The field work comprised of getting to know about our respondents and aspects of his education, wedding and married life. To match the needs of our sample, we were sent on a wild goose chase across Delhi NCR. A social wedding is an important aspect of the study, we went about town to find couples who got married recently, and belong to different socio-economic communities. A couple of days into the chase and the most emphatic feeling was the need to stretch out that horizon of understanding what urban India entails.

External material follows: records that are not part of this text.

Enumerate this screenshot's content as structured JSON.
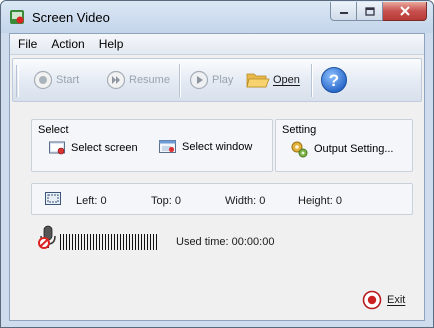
{
  "window": {
    "title": "Screen Video",
    "controls": [
      "minimize-icon",
      "maximize-icon",
      "close-icon"
    ]
  },
  "menu": {
    "items": [
      {
        "label": "File"
      },
      {
        "label": "Action"
      },
      {
        "label": "Help"
      }
    ]
  },
  "toolbar": {
    "start_label": "Start",
    "resume_label": "Resume",
    "play_label": "Play",
    "open_label": "Open"
  },
  "select_group": {
    "title": "Select",
    "screen_label": "Select screen",
    "window_label": "Select window"
  },
  "setting_group": {
    "title": "Setting",
    "output_label": "Output Setting..."
  },
  "info": {
    "left": "Left:  0",
    "top": "Top:  0",
    "width": "Width:  0",
    "height": "Height:  0"
  },
  "status": {
    "used_time": "Used time:  00:00:00"
  },
  "footer": {
    "exit_label": "Exit"
  },
  "colors": {
    "accent": "#2f6fd0",
    "record_red": "#cc2222",
    "disabled_text": "#9aa3ad"
  }
}
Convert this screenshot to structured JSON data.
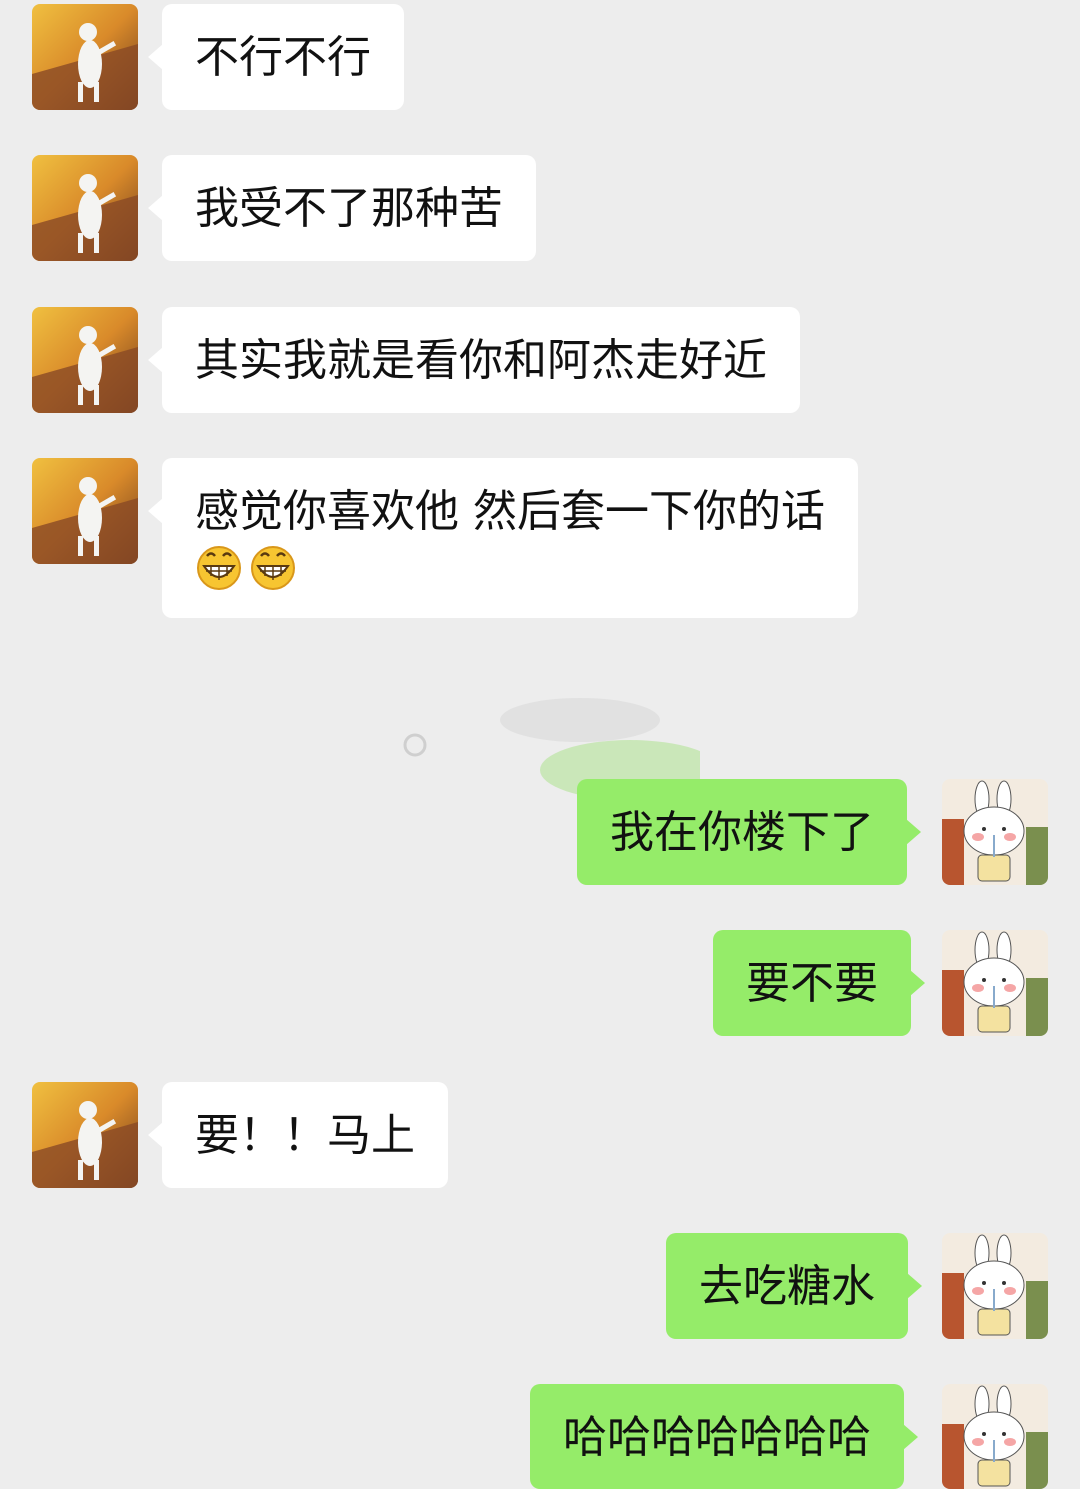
{
  "messages": [
    {
      "side": "in",
      "text": "不行不行",
      "avatar": "alpaca-dance-avatar"
    },
    {
      "side": "in",
      "text": "我受不了那种苦",
      "avatar": "alpaca-dance-avatar"
    },
    {
      "side": "in",
      "text": "其实我就是看你和阿杰走好近",
      "avatar": "alpaca-dance-avatar"
    },
    {
      "side": "in",
      "text": "感觉你喜欢他 然后套一下你的话",
      "emojis": [
        "grin-emoji",
        "grin-emoji"
      ],
      "avatar": "alpaca-dance-avatar"
    },
    {
      "side": "out",
      "text": "我在你楼下了",
      "avatar": "bunny-drink-avatar"
    },
    {
      "side": "out",
      "text": "要不要",
      "avatar": "bunny-drink-avatar"
    },
    {
      "side": "in",
      "text": "要！！马上",
      "avatar": "alpaca-dance-avatar"
    },
    {
      "side": "out",
      "text": "去吃糖水",
      "avatar": "bunny-drink-avatar"
    },
    {
      "side": "out",
      "text": "哈哈哈哈哈哈哈",
      "avatar": "bunny-drink-avatar"
    }
  ],
  "colors": {
    "background": "#ededed",
    "incoming_bubble": "#ffffff",
    "outgoing_bubble": "#95ec69"
  }
}
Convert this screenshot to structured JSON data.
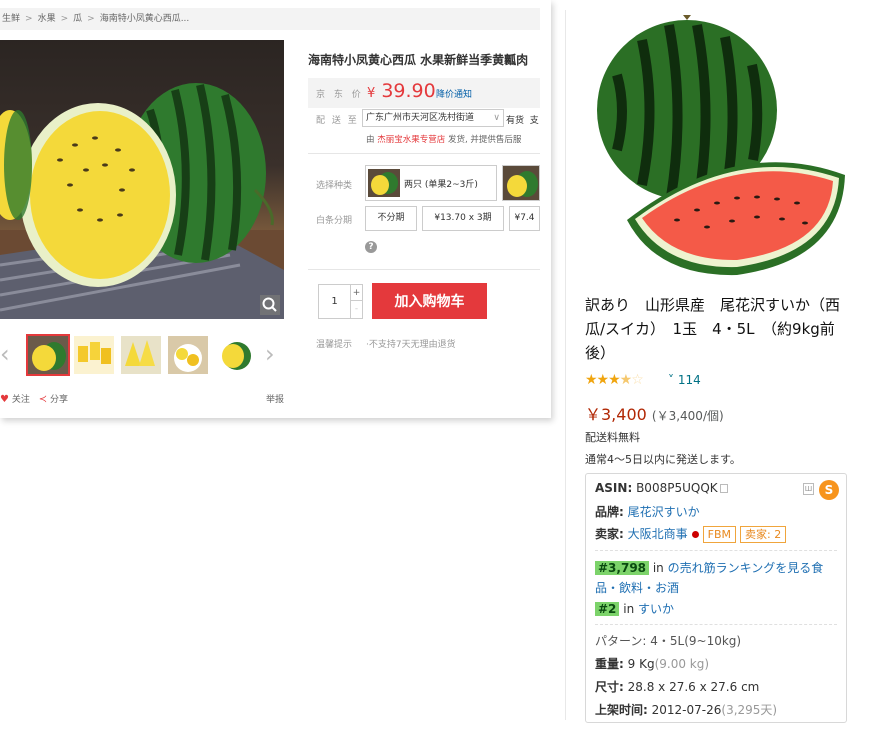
{
  "jd": {
    "breadcrumb": [
      "生鲜",
      "水果",
      "瓜",
      "海南特小凤黄心西瓜..."
    ],
    "title": "海南特小凤黄心西瓜 水果新鲜当季黄瓤肉",
    "price_label": "京 东 价",
    "price_symbol": "¥",
    "price_value": "39.90",
    "price_notify": "降价通知",
    "ship_label": "配 送 至",
    "ship_address": "广东广州市天河区冼村街道",
    "stock": "有货",
    "stock_extra": "支",
    "seller_prefix": "由",
    "seller_shop": "杰丽宝水果专营店",
    "seller_suffix": "发货, 并提供售后服",
    "variant_label": "选择种类",
    "variant_option": "两只 (单果2~3斤)",
    "installment_label": "白条分期",
    "installments": [
      "不分期",
      "¥13.70 x 3期",
      "¥7.4"
    ],
    "help_icon": "?",
    "quantity": "1",
    "qty_plus": "+",
    "qty_minus": "-",
    "add_to_cart": "加入购物车",
    "tip_label": "温馨提示",
    "tip_text": "·不支持7天无理由退货",
    "follow": "关注",
    "share": "分享",
    "report": "举报",
    "arrow_prev": "‹",
    "arrow_next": "›"
  },
  "amazon": {
    "title": "訳あり　山形県産　尾花沢すいか（西瓜/スイカ）　1玉　4・5L　（約9kg前後）",
    "rating_stars": 3.5,
    "stars_full": "★★★",
    "stars_half": "★",
    "stars_empty": "☆",
    "review_chevron": "˅",
    "review_count": "114",
    "price": "￥3,400",
    "price_unit": "(￥3,400/個)",
    "free_shipping": "配送料無料",
    "ship_time": "通常4～5日以内に発送します。",
    "asin_label": "ASIN:",
    "asin": "B008P5UQQK",
    "brand_label": "品牌:",
    "brand": "尾花沢すいか",
    "seller_label": "卖家:",
    "seller": "大阪北商事",
    "fbm": "FBM",
    "seller_count": "卖家: 2",
    "rank1": "#3,798",
    "rank1_in": "in",
    "rank1_cat": "の売れ筋ランキングを見る食品・飲料・お酒",
    "rank2": "#2",
    "rank2_in": "in",
    "rank2_cat": "すいか",
    "pattern": "パターン: 4・5L(9~10kg)",
    "weight_label": "重量:",
    "weight": "9 Kg",
    "weight_alt": "(9.00 kg)",
    "size_label": "尺寸:",
    "size": "28.8 x 27.6 x 27.6 cm",
    "listed_label": "上架时间:",
    "listed": "2012-07-26",
    "listed_days": "(3,295天)",
    "badge": "S",
    "badge2": "Ш"
  },
  "colors": {
    "jd_red": "#e4393c",
    "amazon_price": "#b12704",
    "link": "#1f6fb2",
    "star": "#f0a50f",
    "rank_green": "#7cd36a"
  }
}
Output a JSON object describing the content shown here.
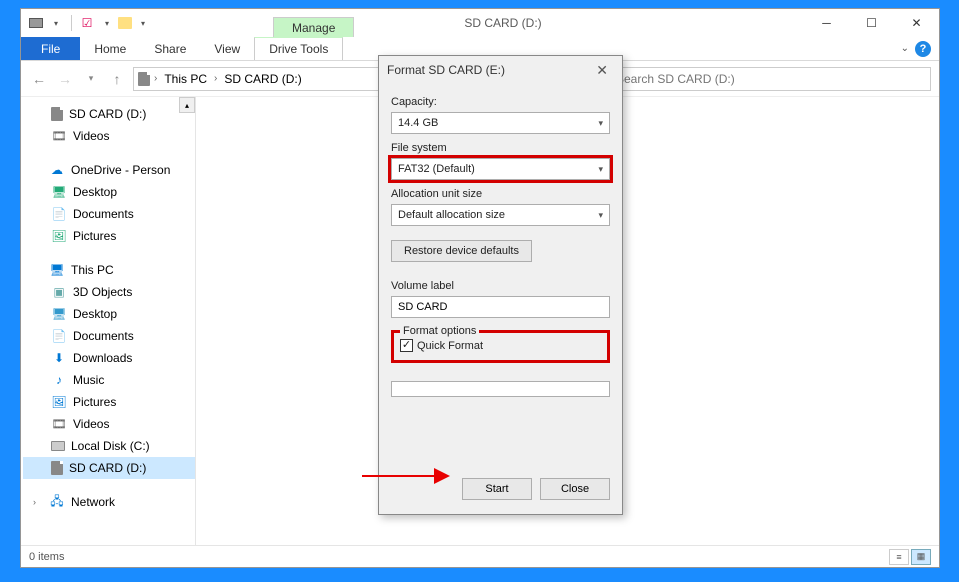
{
  "window": {
    "title": "SD CARD (D:)",
    "manage_tab": "Manage"
  },
  "ribbon": {
    "file": "File",
    "home": "Home",
    "share": "Share",
    "view": "View",
    "drive_tools": "Drive Tools"
  },
  "nav": {
    "back": "←",
    "fwd": "→",
    "up": "↑"
  },
  "breadcrumb": {
    "root": "This PC",
    "leaf": "SD CARD (D:)"
  },
  "search": {
    "placeholder": "Search SD CARD (D:)"
  },
  "tree": {
    "sdcard_d": "SD CARD (D:)",
    "videos": "Videos",
    "onedrive": "OneDrive - Person",
    "desktop": "Desktop",
    "documents": "Documents",
    "pictures": "Pictures",
    "thispc": "This PC",
    "objects": "3D Objects",
    "downloads": "Downloads",
    "music": "Music",
    "localdisk": "Local Disk (C:)",
    "network": "Network"
  },
  "status": {
    "items": "0 items"
  },
  "dialog": {
    "title": "Format SD CARD (E:)",
    "capacity_label": "Capacity:",
    "capacity_value": "14.4 GB",
    "filesystem_label": "File system",
    "filesystem_value": "FAT32 (Default)",
    "alloc_label": "Allocation unit size",
    "alloc_value": "Default allocation size",
    "restore_btn": "Restore device defaults",
    "volume_label_label": "Volume label",
    "volume_label_value": "SD CARD",
    "format_options_label": "Format options",
    "quick_format_label": "Quick Format",
    "quick_format_checked": true,
    "start_btn": "Start",
    "close_btn": "Close"
  }
}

As we delved into the life stories of different couples, we glimpsed the continuance of a timeless tradition and its new forms of resurgence. Decades of societal norms are separated from individual sentiments that are associated with the institution of marriage. Such instances jumped out at us during the course of fieldwork. Imagine sitting in a roadside shack, where this couple spends their lives as petty vendors. The wife gave me an insight into how both of them struggled to finance their marriage. And yet, the man felt an inexhaustible need to exaggerate what he gifted his wife for their wedding. In the end, he quoted to have spent lakhs of rupees, when on other days he struggles to finance food for his family. This happened time and again. A man who has married three times insisted on telling us all about his first marriage (his first wife had passed away). We ended up recording the data of a dead respondent, while the current (and living) wife sat in the same room!


Sitting with office goers in corporate hubs of Gurgaon, our ability to get unbiased answers became all the more difficult. The need to show off to office colleagues about how many guests came to the wedding, and how much was spent by the family of the groom became a prevalent issue. Our challenge magnified when we had to probe about ownership rights and decision-making rights between husband and wife. Often it became a joke among the group of colleagues where the bystanders prompted out loudly “arey uski to wife ki chalti hai (it’s his wife who takes all the calls of the household)”. To go along with the joke the respondent ended up giving all his answers in tandem to this. In other instances, which allowed us a more private setting to conduct the interview, the respondent threw around numbers for our survey, while claiming throughout the interview that he was never involved in the wedding arrangements and all he is doing is making random guesses. The choice of the researcher on the field becomes all the more challenging. As we took down values that were often biased or when respondents are straight out untruthful the poignant questions arose –how do we connect the collected data to the real situation on the field? How do we keep doing our job on the field, yet try to minimize such situational bias? Often we don’t have a ready solution and these instances often define the battle of ethics and what to call data, and how to collect unbiased data.


While we struggle to find answers, in the end perhaps what stands out for me, are the stories of all the love marriages that we found in every nook and corner. The vibrancy of runaway couples, defying social norms, refusing to accept the tradition of gift giving and receiving. These couples stood out as an a defiant beacon of light, standing tall in midst of the multi-billion dollar wedding industry in India.